Microbial Fuel Cell, Their Type, Working Principle and Different Factors Affecting Their Performance: A Review

Abstract

Microbial Fuel Cells (MFCs) are a green technology and an alternative energy resource to fossil fuels. MFCs are a class of bio-electrochemical systems with novel properties, like wastewater treatment, electricity generation, and biosensor operation. MFCs are ingenious devices that harness the power of bio-electrochemical processes to generate electric current by breaking down organic waste found in wastewater. These systems establish a fascinating connection between microbial metabolism and electricity production.
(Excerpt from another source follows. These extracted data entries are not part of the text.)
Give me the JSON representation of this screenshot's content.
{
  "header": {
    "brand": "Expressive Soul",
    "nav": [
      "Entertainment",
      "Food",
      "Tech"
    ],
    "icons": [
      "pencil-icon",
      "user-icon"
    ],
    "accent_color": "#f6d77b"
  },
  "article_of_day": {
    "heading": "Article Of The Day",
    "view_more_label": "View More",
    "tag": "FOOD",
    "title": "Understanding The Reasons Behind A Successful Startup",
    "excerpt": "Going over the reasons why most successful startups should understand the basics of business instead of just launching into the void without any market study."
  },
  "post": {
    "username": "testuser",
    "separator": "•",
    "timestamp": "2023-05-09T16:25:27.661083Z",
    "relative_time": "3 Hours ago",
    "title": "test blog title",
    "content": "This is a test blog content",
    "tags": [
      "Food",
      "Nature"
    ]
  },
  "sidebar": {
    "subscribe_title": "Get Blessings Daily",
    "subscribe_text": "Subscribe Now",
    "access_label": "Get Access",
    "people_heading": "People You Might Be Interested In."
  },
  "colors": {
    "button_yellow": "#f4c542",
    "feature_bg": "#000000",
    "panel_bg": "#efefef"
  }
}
The microbes within MFCs thrive on the nutrients present in their environment and convert the energy stored in organic matter into usable electricity. This electrical energy can be effectively utilized to power various essential portable electronic devices such as mobile phones, laptops, TVs, air dryers, threading machines, chargeable torches, as well as devices used in the air force, outer space, and weather stations. The maximum power produced by an MFC using an iron anode is 170 mW·m^-2 at 0.645 V, while MFCs with mixed culture microbes show better power efficiency at 30 mA and 3,600 mW·m^-2. It has been observed that MFCs equipped with carbon-based electrodes tend to have a longer lifespan compared to those using metal-based electrodes. However, one drawback of carbon-based electrode MFCs is that they generally exhibit lower power output. In recent years, increased investment in MFC research has significantly improved the analysis of their chemical, microbiological, and electrochemical aspects. These advancements have led to notable enhancements in the sensing capabilities of MFCs. In this review, we summarize MFC technology, including working principles, types, composition, and the various factors that affect MFC performance.